Ford AI hiccups push carmaker to rehire ‘gray beard’ inspectors
What actually happened at Ford (per thread)
- Articles say Ford rehired ~350 veteran engineers/inspectors after automated quality systems underperformed, hurting reliability and JD Power rankings.
- Several commenters note the HN title is misleading: Bloomberg doesn’t clearly say these specific people were previously laid off; some may be retirees or hires from suppliers.
- Others point out Ford has done significant layoffs recently, but whether those are directly tied to this rehiring is unclear.
- A few argue this is more about older vision/inspection systems (CNNs like MAIVIS/AiTriz) than about modern LLMs.
AI’s limits in industrial use
- Many argue AI tools are useful accelerators but nowhere near replacing deep domain expertise, especially in manufacturing and quality.
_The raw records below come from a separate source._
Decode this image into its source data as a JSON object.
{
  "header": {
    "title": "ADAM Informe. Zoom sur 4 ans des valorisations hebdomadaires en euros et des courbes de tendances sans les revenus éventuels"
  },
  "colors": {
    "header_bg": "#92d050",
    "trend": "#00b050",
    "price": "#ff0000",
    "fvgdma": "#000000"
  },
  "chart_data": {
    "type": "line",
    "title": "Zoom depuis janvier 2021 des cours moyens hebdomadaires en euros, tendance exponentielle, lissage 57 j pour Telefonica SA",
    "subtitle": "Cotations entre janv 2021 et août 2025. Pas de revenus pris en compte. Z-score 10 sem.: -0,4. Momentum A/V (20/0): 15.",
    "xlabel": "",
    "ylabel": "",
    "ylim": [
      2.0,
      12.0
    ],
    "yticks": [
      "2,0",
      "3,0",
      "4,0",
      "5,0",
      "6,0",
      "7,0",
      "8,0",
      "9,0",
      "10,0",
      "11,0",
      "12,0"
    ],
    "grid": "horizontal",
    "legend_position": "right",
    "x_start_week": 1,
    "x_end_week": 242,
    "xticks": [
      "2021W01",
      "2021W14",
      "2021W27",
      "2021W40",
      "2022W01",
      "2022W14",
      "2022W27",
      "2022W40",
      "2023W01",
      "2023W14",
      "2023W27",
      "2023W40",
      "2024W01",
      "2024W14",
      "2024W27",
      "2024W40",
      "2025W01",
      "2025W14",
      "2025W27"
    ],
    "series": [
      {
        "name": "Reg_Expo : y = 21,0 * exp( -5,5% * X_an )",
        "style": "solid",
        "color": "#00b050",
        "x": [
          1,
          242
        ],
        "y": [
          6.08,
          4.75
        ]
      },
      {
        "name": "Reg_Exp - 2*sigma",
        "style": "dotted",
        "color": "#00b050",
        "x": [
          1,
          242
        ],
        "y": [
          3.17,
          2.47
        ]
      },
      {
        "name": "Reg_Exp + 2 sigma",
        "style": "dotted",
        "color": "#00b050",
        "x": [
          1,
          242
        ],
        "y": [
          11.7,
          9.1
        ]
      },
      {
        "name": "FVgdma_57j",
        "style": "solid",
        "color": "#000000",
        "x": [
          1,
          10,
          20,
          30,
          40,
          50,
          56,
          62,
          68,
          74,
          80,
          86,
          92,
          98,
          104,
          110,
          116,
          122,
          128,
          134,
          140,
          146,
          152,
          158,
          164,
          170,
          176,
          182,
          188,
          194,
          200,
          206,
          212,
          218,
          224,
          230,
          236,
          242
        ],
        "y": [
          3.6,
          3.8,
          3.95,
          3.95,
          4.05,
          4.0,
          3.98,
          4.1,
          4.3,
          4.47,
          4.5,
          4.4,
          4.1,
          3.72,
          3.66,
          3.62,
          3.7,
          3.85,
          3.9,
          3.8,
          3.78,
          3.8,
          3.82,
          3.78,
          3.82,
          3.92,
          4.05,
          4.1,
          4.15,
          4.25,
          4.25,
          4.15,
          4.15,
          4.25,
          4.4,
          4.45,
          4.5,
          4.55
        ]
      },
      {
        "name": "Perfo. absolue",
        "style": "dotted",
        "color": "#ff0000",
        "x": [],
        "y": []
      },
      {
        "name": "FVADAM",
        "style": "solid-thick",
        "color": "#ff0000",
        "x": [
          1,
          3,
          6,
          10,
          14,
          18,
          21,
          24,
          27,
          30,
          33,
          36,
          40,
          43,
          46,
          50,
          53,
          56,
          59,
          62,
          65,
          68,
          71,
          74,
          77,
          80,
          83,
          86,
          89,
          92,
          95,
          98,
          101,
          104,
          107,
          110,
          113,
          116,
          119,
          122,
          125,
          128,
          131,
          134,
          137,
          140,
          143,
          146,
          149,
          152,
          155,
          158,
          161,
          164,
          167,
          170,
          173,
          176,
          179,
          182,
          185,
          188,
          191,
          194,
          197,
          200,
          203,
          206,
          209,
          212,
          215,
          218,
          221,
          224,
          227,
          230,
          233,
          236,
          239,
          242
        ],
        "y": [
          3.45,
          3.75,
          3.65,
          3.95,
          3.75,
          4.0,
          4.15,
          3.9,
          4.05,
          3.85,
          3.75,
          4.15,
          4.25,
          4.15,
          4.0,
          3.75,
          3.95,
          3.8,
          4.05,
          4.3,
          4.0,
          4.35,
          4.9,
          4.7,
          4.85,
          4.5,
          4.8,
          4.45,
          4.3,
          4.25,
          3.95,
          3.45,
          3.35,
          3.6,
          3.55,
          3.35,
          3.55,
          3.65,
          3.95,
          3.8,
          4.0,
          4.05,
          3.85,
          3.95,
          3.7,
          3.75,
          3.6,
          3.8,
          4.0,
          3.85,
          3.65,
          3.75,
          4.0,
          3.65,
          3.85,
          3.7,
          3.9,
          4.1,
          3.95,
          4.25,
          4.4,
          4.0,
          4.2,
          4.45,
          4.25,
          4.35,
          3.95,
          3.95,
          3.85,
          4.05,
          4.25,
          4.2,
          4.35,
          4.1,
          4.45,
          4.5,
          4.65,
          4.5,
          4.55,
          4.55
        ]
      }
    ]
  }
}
- AI is likened to an extremely fast but naive junior: good when guided by seniors, dangerous when left alone.
- Tacit knowledge, intuition, and “hearing the machine misbehave” are seen as impossible to fully codify or “encode” into AI or documentation.
- There’s concern about AI’s lack of guaranteed compliance: models sometimes ignore constraints or “think they know better.”
Labor, rehiring, and trust
- Strong emotional responses: some say they’d never return to an employer that fired them for AI; others emphasize bills, families, and using the rehired role as a paid bridge.
- People speculate about rehiring at lower levels or different titles, and whether engineers negotiated big raises; outcomes are unclear.
- Several call for software/tech unions and stronger worker protections against “frivolous AI layoffs.”
Management, incentives, and hype cycle
- Widespread criticism of C-suites “cargo culting” AI as a cost-cutting silver bullet, similar to past waves like offshoring and “big data.”
- Commenters highlight perverse incentives: executives are rewarded for bold, short-term headcount cuts and face few consequences when AI experiments fail.
- Some frame current AI mania as part hype cycle, part ideology: a drive to eliminate labor costs even at long-term strategic risk.
- Others stress that, despite hype and missteps, automation’s long-run direction is still toward fewer humans in the loop.